Difference between revisions of "Aufgaben:Exercise 3.6: Adaptive Multi Rate Codec"

Latest revision as of 13:58, 25 January 2023

Tracks of the AMR codec

In the late 1990s, a very flexible, adaptive speech codec was developed and standardized in the form of $\rm AMR$ codec. This provides a total of eight different modes with data rates between $4.75 \ \rm kbit/s$ and $12.2 \ \rm kbit/s$.

The AMR codec, like the full rate codec $\rm (FRC)$ discussed in $\text{Exercise 3.5}$, includes both a short-term prediction $\rm (LPC)$ and a long-term prediction $\rm (LTP)$. However, these two components are realized differently from FRC.

The main difference between AMR and FRC is the encoding of the residual signal $($after LPC and LTP$)$:

Instead of "Regular Pulse Excitation" $\rm (RPE)$, here the "Algebraic Code Excitation Linear Prediction" $\rm (ACELP)$ is used.
From the fixed code book $\rm (FCB)$, for each subframe of $5 \ \rm ms$ duration, the "FCB pulse" and the "FCB gain" that best match the residual signal $($for which the mean square error of the difference signal becomes minimum$)$ is selected.

Each entry in the fixed code book identifies a pulse where exactly $10$ of $40$ positions are occupied by $\pm1$.
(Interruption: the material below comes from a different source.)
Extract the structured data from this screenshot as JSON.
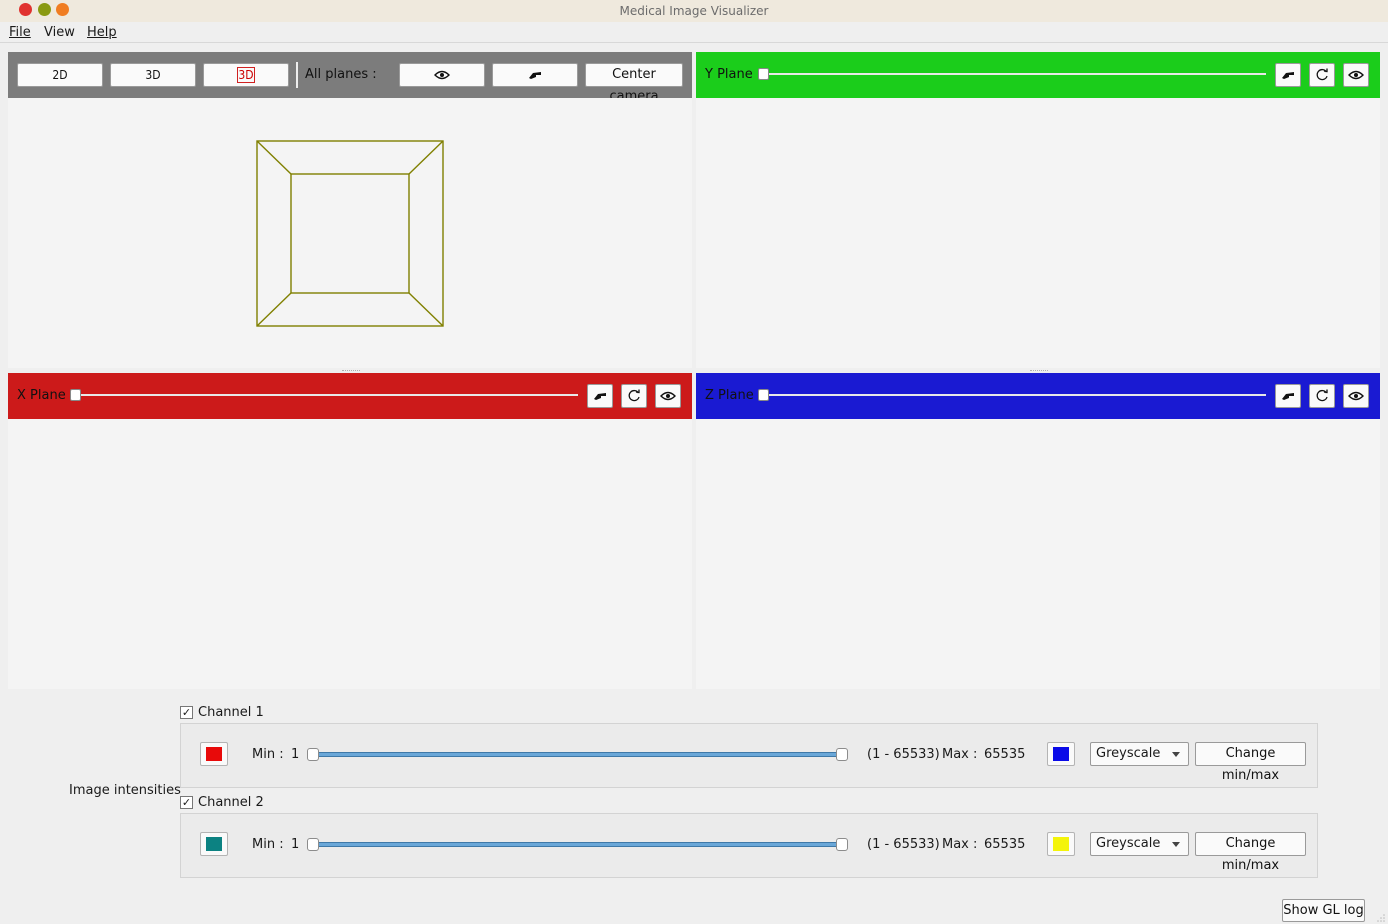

In this regard it should be noted:

The pulse is divided into five tracks with eight possible positions each, where track $1$ contains the positions $1,\ 6,\ 11$, ... , $36$ of the subframe and track $5$ describes the positions $5,\ 10,\ 15$, ... , $40$.

In each track there are exactly two values $\pm1$, while all the other six values are zero.

The two $±1$-positions are each assigned three bits – i.e. encoded with "$000$", ... , "$111$".

Another bit is used for the "sign of the first-mentioned pulse", where a "$1$" indicates a positive sign and a "$0$" a negative sign.

If the pulse position of the second pulse is greater than that of the first pulse, the second pulse has the same sign as the first, otherwise the opposite.

Thus, seven bits per track are transmitted to the receiver, plus five bits for the so-called "FCB amplification.

In the diagram, the $35$ bits describing an FCB pulse are given as an example:

⇒ Track 1 includes

a positive pulse $({\rm sign} = 1)$ at position $\big [1$ (first possible position for track 1) $\hspace{0.02cm}\text{plus}\hspace{0.2cm}0$ (bit specification for "000") $= 1\big]$,
another positive pulse $($since $110 > 000)$ at position $\big [1 \hspace{0.2cm}\text{plus}\hspace{0.2cm}5$ (pulse spacing in each track) $\hspace{0.02cm}\text{times}\hspace{0.2cm}6$ (bit specification for " 110") = $31\hspace{0.05cm}\big].$

Track 2 includes.

a negative pulse (${\rm sign} = 0$) at position $\big [2$ (first possible position for track 2) $\hspace{0.02cm}\text{plus}\hspace{0.2cm}5\hspace{0.2cm}\text{times}\hspace{0.2cm}4$ (bit specification for " 100") $=22\hspace{0.05cm}\big],$
a positive pulse $($sign reversal due to $011 > 100)$ at position $\big [2 \hspace{0.2cm}\text{plus}\hspace{0.2cm}5\hspace{0.2cm}\text{times}\hspace{0.2cm}3$ (bit specification for " 011") $=17\hspace{0.05cm}\big].$

Hint:

This exercise belongs to the chapter "Speech Coding".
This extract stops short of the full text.